Hemoglobin and hematologic parameters were unchanged and there was no change in the dosing of erythropoietin between the two study periods. Machine alarms due to high venous pressure and high transmembrane pressure were significantly reduced during the 4 weeks in which the patients were dialyzing daily (p=0.0009). There was no difference in arterial or venous pressures, conductivity, or temperature alarm frequencies. While the heparin prime dose was not different in the two arms of the study, heparin boluses and continuous infusion heparin requirements were less on daily dialysis (bolus: 245U versus 362 U, p=0.023; infusion: 259 U versus 830 U, p<0.001).

Hemodynamic parameters improved on daily dialysis with a significant decrease in the quantity of ultrafiltrate obtained per treatment and increase in weight loss per hour with daily treatment (ultrafiltrate/treatment: 3/times/week, 3.2 ± 1.3 kg versus 6 times/week, 1.9 ± 0.9 kg, p<0.0001; weight loss/hour: 3 times/week, 0.81 ± 0.32 kg versus 6 times/week, 0.95 ± 0.49 kg, p<0.0001). Mean pre-dialysis systolic blood pressure was significantly decreased with daily dialysis (132 ± 22 mm Hg versus 140 ± 23 mm Hg, p= 0.0005), and this decrease in blood pressure continued over the 4 weeks of daily dialysis. Weight gain correlated with pre-dialysis systolic blood pressure and diastolic blood pressure (systolic p<0.001, diastolic p<0.0001). During daily dialysis, there was a drop in the number of nursing interventions (p=0.012), the need for the assumption of the Trendelenburg position (p=0.007), and the need to reduce the ultrafiltration rate (p<0.0001) due to hypotension. There was not a significant difference in mean post-dialysis weight or mean number of anti-hypertensive medications required. There was a reduction in reporting of cramps (p<0.0001), chills (p=0.019), or hypertension (p=0.038) in the daily dialysis group. While on daily dialysis, the number of reported episodes of headaches, nausea, vomiting, and other symptoms related to hypotension was also less. There were no significant differences in access complications or problems. Assessment of the quality of dialysis improved (p=0.002) and there was an improvement in intra-dialytic symptoms of shortness of breath (p=0.037) and thirst (p=0.0008) during the 6 times per week dialysis period. There was also improvement in the quality of life between dialysis sessions as well as overall quality of life measurements during the time when the patients were dialyzing 6 times per week (3 times/week, 3.9 ± 0.7 versus 6 times/week, 4.1 ± 0.8, p=0.043).

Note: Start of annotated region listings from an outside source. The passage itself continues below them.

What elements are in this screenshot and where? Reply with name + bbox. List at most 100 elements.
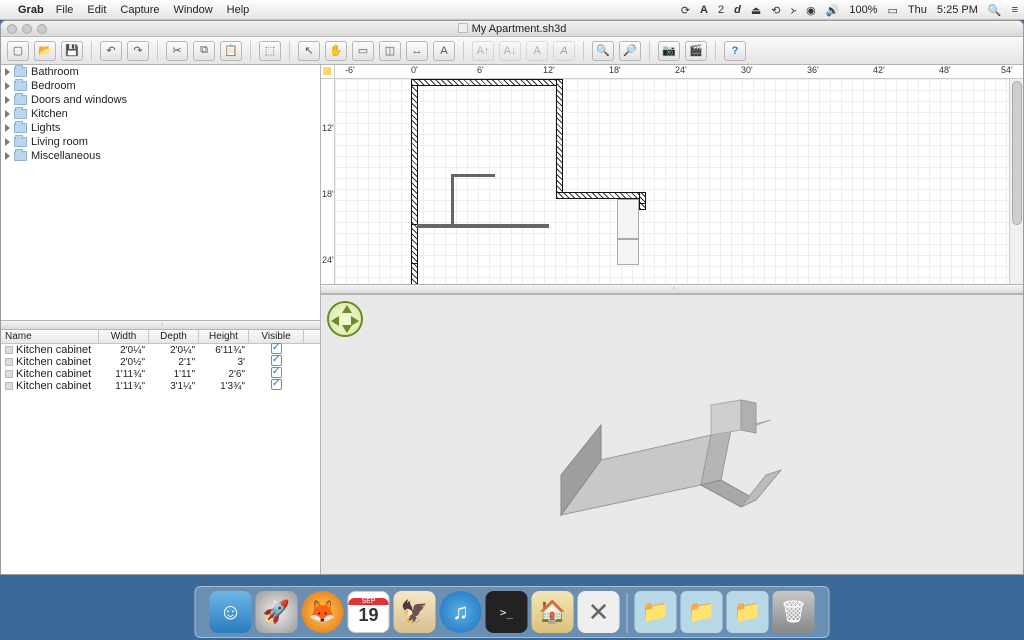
pan-tool[interactable]: ✋ [325, 41, 347, 61]
minimize-button[interactable] [22, 24, 32, 34]
video-button[interactable]: 🎬 [685, 41, 707, 61]
photo-button[interactable]: 📷 [658, 41, 680, 61]
vertical-scrollbar[interactable] [1009, 79, 1023, 284]
catalog-category[interactable]: Living room [1, 135, 320, 149]
dock-folder[interactable]: 📁 [727, 591, 769, 633]
interior-wall[interactable] [451, 174, 454, 227]
visible-checkbox[interactable] [271, 355, 282, 366]
visible-checkbox[interactable] [271, 343, 282, 354]
help-button[interactable]: ? [724, 41, 746, 61]
col-width[interactable]: Width [99, 330, 149, 343]
titlebar[interactable]: My Apartment.sh3d [1, 21, 1023, 37]
catalog-category[interactable]: Bedroom [1, 79, 320, 93]
room-tool[interactable]: ◫ [379, 41, 401, 61]
compass-south-icon[interactable] [342, 325, 352, 333]
dock-sweethome[interactable]: 🏠 [532, 591, 574, 633]
bold-button[interactable]: A [526, 41, 548, 61]
wifi-icon[interactable]: ◉ [806, 4, 816, 17]
col-name[interactable]: Name [1, 330, 99, 343]
furniture-catalog[interactable]: Bathroom Bedroom Doors and windows Kitch… [1, 65, 320, 320]
zoom-button[interactable] [37, 24, 47, 34]
wall[interactable] [411, 224, 418, 264]
adobe-icon[interactable]: A [700, 4, 708, 16]
scrollbar-thumb[interactable] [1012, 81, 1022, 225]
visible-checkbox[interactable] [271, 367, 282, 378]
copy-button[interactable]: ⧉ [193, 41, 215, 61]
italic-button[interactable]: A [553, 41, 575, 61]
interior-wall[interactable] [451, 174, 495, 177]
furniture-list-body[interactable]: Kitchen cabinet 2'0¼" 2'0¼" 6'11¾" Kitch… [1, 344, 320, 574]
dock-folder[interactable]: 📁 [635, 591, 677, 633]
dock-itunes[interactable]: ♫ [440, 591, 482, 633]
dimension-tool[interactable]: ↔ [406, 41, 428, 61]
menu-window[interactable]: Window [174, 4, 213, 16]
disclosure-triangle-icon[interactable] [5, 138, 10, 146]
menu-capture[interactable]: Capture [120, 4, 159, 16]
col-depth[interactable]: Depth [149, 330, 199, 343]
col-height[interactable]: Height [199, 330, 249, 343]
catalog-category[interactable]: Kitchen [1, 107, 320, 121]
furniture-cabinet[interactable] [617, 239, 639, 265]
text-up-button[interactable]: A↑ [472, 41, 494, 61]
horizontal-splitter[interactable] [321, 284, 1023, 294]
new-button[interactable]: ▢ [7, 41, 29, 61]
bluetooth-icon[interactable]: ᚛ [790, 4, 796, 17]
table-row[interactable]: Kitchen cabinet 1'11¾" 3'1¼" 1'3¾" [1, 380, 320, 392]
notifications-icon[interactable]: ≡ [1012, 4, 1018, 16]
text-tool[interactable]: A [433, 41, 455, 61]
disclosure-triangle-icon[interactable] [5, 82, 10, 90]
disclosure-triangle-icon[interactable] [5, 110, 10, 118]
dock-trash[interactable]: 🗑 [773, 591, 815, 633]
dock-folder[interactable]: 📁 [681, 591, 723, 633]
catalog-category[interactable]: Lights [1, 121, 320, 135]
redo-button[interactable]: ↷ [127, 41, 149, 61]
clock-time[interactable]: 5:25 PM [937, 4, 978, 16]
dock-calendar[interactable]: SEP 19 [348, 591, 390, 633]
spotlight-icon[interactable]: 🔍 [988, 4, 1002, 17]
wall[interactable] [417, 224, 549, 228]
navigation-compass[interactable] [327, 301, 363, 337]
d-icon[interactable]: d [734, 4, 741, 16]
open-button[interactable]: 📂 [34, 41, 56, 61]
disclosure-triangle-icon[interactable] [5, 124, 10, 132]
plan-grid[interactable] [335, 79, 1023, 284]
disclosure-triangle-icon[interactable] [5, 68, 10, 76]
compass-north-icon[interactable] [342, 305, 352, 313]
plan-view[interactable]: -6' 0' 6' 12' 18' 24' 30' 36' 42' 48' 54… [321, 65, 1023, 284]
select-tool[interactable]: ↖ [298, 41, 320, 61]
volume-icon[interactable]: 🔊 [826, 4, 840, 17]
dock-finder[interactable]: ☺ [210, 591, 252, 633]
menu-edit[interactable]: Edit [87, 4, 106, 16]
ruler-origin[interactable] [321, 65, 335, 79]
disclosure-triangle-icon[interactable] [5, 96, 10, 104]
battery-icon[interactable]: ▭ [888, 4, 898, 17]
clock-day[interactable]: Thu [908, 4, 927, 16]
dock-x11[interactable]: ✕ [578, 591, 620, 633]
zoom-in-button[interactable]: 🔍 [592, 41, 614, 61]
eject-icon[interactable]: ⏏ [751, 4, 761, 17]
wall[interactable] [411, 79, 563, 86]
compass-east-icon[interactable] [351, 316, 359, 326]
undo-button[interactable]: ↶ [100, 41, 122, 61]
dock-mail[interactable]: 🦅 [394, 591, 436, 633]
catalog-category[interactable]: Doors and windows [1, 93, 320, 107]
visible-checkbox[interactable] [271, 379, 282, 390]
wall-tool[interactable]: ▭ [352, 41, 374, 61]
save-button[interactable]: 💾 [61, 41, 83, 61]
sync-icon[interactable]: ⟳ [681, 4, 690, 17]
dock-launchpad[interactable]: 🚀 [256, 591, 298, 633]
compass-west-icon[interactable] [331, 316, 339, 326]
wall[interactable] [556, 192, 646, 199]
3d-model[interactable] [541, 375, 891, 545]
horizontal-splitter[interactable] [1, 320, 320, 330]
dock-firefox[interactable]: 🦊 [302, 591, 344, 633]
battery-percent[interactable]: 100% [849, 4, 877, 16]
paste-button[interactable]: 📋 [220, 41, 242, 61]
disclosure-triangle-icon[interactable] [5, 152, 10, 160]
app-menu[interactable]: Grab [18, 4, 44, 16]
close-button[interactable] [7, 24, 17, 34]
add-furniture-button[interactable]: ⬚ [259, 41, 281, 61]
wall[interactable] [556, 79, 563, 199]
cut-button[interactable]: ✂ [166, 41, 188, 61]
catalog-category[interactable]: Miscellaneous [1, 149, 320, 163]
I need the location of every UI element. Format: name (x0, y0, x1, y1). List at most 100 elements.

Along with an improvement in overall quality of life, protein intake also improved on 6 times per week dialysis. This difference was only significant when calculations were based on pre- and post-dialysis BUN levels (p<0.0001). Overall fluid intake measured by daily weight gains, increased during daily dialysis (p=0.0002).

These results confirm that short daily dialysis is safe and well tolerated. There appears to be a rapid improvement in hemodynamic parameters both between dialysis sessions and during dialysis sessions as well as improvement in solute removal with less unphysiologic oscillations of solutes. In addition, patients' assessments of dialysis and of their quality of life are improved on daily dialysis.

Commentary by Andreas Pierratos, MD

This multi-center prospective controlled study by Williams et al. confirms the benefits of short daily hemodialysis over conventional hemodialysis of similar weekly duration in 20 patients. They include improved blood pressure control, decrease in dialysis-related hemodynamic instability and symptoms, and improved quality of life. The study is well-organized and provides accurate information on kinetics of various waste products.